The Need for Mastery
     In the last few decades, “filling jobs” has taken precedence over mentoring and developing mastery in a field. Many workers have lost incentive or hope of becoming great at their work or making innovative contributions to their organizations. They do whatever is expedient to hold onto their jobs. In a volatile, changing workplace, people’s natural desire to become good at something has taken a second seat to keeping their job. Individuals are frequently assessed on a set of disembodied competencies sometimes purchased from outside vendors. Frequently, they have little to do with the core competencies required for success in the core professions. People become “jobbers” and use only a few of the essential skills required. They will become obsolete and outsourced. Stress goes up and their health fails. Ultimately, the organization flounders.[11]

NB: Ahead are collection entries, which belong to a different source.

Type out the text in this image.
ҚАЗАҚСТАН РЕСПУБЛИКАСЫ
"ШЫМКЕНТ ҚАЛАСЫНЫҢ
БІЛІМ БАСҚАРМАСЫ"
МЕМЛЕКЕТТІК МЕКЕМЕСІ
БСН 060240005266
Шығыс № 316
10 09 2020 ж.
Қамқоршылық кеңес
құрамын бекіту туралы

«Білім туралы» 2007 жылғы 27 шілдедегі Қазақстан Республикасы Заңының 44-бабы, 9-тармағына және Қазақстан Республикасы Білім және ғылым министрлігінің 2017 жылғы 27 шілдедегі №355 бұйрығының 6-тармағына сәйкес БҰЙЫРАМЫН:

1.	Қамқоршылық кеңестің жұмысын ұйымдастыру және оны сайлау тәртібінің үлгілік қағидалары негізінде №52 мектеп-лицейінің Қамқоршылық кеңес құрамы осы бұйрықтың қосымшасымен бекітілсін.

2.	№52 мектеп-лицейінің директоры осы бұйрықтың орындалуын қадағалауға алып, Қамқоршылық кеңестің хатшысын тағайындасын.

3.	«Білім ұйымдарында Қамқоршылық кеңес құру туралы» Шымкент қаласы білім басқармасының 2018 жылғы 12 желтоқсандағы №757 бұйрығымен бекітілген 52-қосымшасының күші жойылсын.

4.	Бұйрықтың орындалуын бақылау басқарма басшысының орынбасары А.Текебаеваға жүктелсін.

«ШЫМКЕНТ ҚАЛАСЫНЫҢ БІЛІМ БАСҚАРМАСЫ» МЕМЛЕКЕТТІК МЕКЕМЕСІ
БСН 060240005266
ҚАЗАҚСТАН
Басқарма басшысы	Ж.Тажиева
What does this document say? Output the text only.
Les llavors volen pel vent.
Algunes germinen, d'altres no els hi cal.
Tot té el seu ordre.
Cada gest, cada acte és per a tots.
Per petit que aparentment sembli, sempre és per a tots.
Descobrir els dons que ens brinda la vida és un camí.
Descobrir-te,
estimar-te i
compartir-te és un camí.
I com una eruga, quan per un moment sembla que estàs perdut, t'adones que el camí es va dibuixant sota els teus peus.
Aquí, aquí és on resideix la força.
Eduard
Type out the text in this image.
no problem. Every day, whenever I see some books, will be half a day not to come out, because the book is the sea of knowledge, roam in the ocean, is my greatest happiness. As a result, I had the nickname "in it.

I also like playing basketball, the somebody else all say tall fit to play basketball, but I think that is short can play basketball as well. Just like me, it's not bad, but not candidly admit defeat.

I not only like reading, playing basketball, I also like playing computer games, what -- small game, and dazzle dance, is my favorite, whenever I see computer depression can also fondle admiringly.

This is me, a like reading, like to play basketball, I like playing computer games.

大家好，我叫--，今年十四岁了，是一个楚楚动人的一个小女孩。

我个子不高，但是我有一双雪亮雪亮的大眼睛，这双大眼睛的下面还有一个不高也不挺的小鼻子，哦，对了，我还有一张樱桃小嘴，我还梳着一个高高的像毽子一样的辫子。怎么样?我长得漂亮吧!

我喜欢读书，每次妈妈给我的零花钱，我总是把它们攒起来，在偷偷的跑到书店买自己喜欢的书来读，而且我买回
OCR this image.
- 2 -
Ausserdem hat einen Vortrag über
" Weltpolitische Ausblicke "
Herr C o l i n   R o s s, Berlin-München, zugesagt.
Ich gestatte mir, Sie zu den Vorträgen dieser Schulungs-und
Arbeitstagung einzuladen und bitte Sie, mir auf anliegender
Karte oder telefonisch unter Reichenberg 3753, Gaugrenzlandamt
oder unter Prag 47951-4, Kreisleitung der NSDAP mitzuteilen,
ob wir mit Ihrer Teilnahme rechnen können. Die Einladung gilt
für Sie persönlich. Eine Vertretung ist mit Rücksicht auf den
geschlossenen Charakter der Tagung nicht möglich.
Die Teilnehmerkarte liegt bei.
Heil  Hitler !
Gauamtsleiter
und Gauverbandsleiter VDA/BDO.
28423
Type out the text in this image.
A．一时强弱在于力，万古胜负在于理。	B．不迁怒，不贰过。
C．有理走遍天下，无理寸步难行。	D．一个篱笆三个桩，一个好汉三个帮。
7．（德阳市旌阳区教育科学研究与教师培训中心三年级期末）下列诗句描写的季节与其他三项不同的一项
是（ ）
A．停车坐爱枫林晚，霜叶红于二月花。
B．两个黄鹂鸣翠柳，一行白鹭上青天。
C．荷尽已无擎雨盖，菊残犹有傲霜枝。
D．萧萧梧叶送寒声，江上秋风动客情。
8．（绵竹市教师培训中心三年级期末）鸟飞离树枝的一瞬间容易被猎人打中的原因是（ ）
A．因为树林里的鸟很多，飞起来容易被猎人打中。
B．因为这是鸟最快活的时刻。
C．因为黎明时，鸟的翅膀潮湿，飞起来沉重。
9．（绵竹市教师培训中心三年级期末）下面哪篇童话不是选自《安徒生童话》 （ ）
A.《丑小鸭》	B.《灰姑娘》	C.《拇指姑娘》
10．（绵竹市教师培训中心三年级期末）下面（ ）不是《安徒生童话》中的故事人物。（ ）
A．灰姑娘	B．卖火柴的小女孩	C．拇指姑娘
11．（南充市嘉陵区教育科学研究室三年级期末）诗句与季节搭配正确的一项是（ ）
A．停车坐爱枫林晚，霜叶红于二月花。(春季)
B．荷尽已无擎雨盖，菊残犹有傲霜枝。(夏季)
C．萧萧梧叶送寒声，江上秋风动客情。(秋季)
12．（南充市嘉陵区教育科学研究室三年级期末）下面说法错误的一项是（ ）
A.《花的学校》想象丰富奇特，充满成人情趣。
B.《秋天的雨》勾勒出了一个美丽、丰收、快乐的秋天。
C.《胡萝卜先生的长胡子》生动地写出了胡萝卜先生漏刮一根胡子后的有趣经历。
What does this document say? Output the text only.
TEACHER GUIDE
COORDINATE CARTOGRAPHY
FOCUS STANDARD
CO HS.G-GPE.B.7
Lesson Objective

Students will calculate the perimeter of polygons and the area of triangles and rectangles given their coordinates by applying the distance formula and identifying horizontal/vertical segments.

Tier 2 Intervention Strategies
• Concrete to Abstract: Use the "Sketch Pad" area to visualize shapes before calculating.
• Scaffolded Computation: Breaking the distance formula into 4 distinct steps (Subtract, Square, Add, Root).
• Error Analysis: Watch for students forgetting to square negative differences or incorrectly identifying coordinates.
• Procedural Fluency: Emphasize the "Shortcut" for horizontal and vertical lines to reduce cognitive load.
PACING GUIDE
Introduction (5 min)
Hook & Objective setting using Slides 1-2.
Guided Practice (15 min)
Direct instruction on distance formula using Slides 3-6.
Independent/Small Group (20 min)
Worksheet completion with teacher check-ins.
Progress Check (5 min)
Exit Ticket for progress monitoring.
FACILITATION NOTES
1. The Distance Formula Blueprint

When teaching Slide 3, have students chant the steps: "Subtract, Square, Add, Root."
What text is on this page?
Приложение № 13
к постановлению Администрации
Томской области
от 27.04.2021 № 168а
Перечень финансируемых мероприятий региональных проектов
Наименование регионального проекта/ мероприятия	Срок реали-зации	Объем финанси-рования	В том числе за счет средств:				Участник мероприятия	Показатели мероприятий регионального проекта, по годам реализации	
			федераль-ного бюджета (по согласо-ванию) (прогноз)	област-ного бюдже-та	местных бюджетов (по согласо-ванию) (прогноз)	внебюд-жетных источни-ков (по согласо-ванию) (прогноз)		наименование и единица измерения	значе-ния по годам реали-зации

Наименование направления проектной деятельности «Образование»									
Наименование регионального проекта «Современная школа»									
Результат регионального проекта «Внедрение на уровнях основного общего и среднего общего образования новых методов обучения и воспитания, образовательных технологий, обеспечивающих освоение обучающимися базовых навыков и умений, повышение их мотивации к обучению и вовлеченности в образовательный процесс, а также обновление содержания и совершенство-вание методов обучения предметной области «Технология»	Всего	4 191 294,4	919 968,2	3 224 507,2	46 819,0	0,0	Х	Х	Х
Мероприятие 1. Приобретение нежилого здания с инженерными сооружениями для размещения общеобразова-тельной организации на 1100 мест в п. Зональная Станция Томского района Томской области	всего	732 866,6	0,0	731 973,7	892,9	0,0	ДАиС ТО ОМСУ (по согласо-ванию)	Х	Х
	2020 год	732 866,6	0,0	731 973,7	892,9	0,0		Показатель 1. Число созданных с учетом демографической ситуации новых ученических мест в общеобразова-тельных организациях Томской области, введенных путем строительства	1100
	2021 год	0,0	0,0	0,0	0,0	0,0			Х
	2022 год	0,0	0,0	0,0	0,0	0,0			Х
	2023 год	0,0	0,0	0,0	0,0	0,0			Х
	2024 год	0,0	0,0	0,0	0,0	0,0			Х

Mastery is an unending journey without final destination. It is a process more than place. Mastery drives invention, promotes change and raises up institutions and societies to greater levels of achievement and innovation. Mastery appears to be less about talent and more about passion. The major keys toward achieving mastery are:
  • Instruction by an appropriate teacher or mentor to take you on your journey
  • Practice becomes the key to learning and improving through repetition.
  • Give in to your Passion to take you on your path.
  • Intentionality will allow you to see your goal before you achieve it.
  • Break out of the mold and thrive on uncertainty and exploration.